Why Were the Pyramids Built?
The pyramids of Egypt were built as tombs for ancient pharaohs. Because they were considered both human and divine, pharaohs were believed to become mediators between gods and humans after death. Since a part of the spirit supposedly remained with the body, the entombed body was mummified and surrounded with objects needed in the afterlife, including furniture, food and gold.
Though earlier kings built rectangular tombs called mastabas that were precursors to the pyramids, the first real pyramid was built around 2630 B.C. for a pharaoh named Djoser. Located at Saqqara, it was known as the step pyramid, as it consisted of mastabas of decreasing size stacked on top of each other.
The most famous pyramids are the pyramids of Giza, the largest of which is known as the Great Pyramid. It was built for the pharaoh Khufu, or Cheops, and was originally over 480 feet high, which makes it the largest pyramid in the world.

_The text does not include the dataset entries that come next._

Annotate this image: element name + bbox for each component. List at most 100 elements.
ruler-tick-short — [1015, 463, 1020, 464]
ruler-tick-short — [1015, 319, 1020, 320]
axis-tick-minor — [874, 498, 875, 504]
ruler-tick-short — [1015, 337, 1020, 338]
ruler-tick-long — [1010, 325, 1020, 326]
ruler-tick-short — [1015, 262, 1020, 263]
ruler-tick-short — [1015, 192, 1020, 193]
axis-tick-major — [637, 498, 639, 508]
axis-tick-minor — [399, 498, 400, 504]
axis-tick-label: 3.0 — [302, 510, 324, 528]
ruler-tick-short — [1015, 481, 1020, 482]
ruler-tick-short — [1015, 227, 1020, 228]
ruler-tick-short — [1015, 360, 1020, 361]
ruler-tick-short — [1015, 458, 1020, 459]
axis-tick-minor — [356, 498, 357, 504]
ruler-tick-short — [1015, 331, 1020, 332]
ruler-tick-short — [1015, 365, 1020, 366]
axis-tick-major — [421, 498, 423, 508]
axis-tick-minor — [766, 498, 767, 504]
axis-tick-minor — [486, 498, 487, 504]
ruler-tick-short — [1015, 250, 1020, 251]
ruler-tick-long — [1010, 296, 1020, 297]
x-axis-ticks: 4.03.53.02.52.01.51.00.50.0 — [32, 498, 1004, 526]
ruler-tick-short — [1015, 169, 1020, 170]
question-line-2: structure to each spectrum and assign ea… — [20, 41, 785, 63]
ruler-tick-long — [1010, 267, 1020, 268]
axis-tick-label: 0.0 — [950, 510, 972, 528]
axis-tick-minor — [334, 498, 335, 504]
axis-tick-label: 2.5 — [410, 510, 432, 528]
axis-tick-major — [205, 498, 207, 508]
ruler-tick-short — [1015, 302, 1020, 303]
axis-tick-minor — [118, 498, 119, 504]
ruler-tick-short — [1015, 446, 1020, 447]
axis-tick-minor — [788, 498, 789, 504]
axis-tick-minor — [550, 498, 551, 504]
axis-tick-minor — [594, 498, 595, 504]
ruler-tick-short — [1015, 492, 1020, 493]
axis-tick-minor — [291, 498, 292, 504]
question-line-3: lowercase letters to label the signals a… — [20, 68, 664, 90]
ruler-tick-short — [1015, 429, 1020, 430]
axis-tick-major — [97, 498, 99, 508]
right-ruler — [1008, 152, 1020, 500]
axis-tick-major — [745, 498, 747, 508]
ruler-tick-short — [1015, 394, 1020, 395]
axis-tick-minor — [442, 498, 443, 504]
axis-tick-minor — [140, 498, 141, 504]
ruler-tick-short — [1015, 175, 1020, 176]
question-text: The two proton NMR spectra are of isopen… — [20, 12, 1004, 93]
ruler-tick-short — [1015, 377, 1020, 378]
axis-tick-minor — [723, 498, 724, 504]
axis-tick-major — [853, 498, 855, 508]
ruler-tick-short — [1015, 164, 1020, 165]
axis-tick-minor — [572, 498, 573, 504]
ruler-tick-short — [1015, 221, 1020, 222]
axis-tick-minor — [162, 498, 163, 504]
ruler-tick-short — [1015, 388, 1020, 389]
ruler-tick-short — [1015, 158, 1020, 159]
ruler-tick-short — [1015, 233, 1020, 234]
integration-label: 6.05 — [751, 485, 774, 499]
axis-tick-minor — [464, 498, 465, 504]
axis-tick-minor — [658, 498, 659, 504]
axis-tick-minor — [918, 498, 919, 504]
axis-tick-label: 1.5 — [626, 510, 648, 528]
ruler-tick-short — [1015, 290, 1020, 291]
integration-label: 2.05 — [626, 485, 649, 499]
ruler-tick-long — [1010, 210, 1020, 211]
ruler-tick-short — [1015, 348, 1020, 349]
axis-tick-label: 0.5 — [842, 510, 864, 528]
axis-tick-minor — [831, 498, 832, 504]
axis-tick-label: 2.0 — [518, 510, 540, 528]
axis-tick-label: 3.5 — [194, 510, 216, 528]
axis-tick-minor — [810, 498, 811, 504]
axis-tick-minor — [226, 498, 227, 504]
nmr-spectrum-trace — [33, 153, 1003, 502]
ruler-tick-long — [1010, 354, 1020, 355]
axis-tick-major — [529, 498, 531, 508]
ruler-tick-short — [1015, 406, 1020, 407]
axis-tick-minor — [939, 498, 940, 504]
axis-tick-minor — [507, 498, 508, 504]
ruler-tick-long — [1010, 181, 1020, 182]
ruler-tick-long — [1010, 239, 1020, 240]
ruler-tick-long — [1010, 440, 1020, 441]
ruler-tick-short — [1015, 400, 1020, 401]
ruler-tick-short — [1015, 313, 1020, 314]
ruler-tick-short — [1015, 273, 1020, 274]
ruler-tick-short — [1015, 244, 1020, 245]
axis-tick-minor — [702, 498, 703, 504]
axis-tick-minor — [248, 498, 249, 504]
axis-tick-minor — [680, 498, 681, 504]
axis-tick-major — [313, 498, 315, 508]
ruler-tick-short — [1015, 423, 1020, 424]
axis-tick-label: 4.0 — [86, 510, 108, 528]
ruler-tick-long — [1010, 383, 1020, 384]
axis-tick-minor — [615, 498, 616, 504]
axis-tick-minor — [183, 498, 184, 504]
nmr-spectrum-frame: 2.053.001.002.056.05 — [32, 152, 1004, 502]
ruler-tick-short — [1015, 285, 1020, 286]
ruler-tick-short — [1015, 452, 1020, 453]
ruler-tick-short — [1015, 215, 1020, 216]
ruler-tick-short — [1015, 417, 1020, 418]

Smaller pyramids nearby were built for Khufu's sons and queens. Many thousands of laborers had to move the millions of stones necessary to build these structures. As the power of pharaohs and belief in their divinity waned, pyramids dwindled in size. The last known pyramid builder was Pepy II, who reigned from 2278 to 2184 B.C.
Robbers, both ancient and modern, removed many of the bodies and implements from the pyramids over the years. However, what remained, as well as the hieroglyphics in the tombs, provided a wealth of information about the culture, religion and customs of ancient Egypt.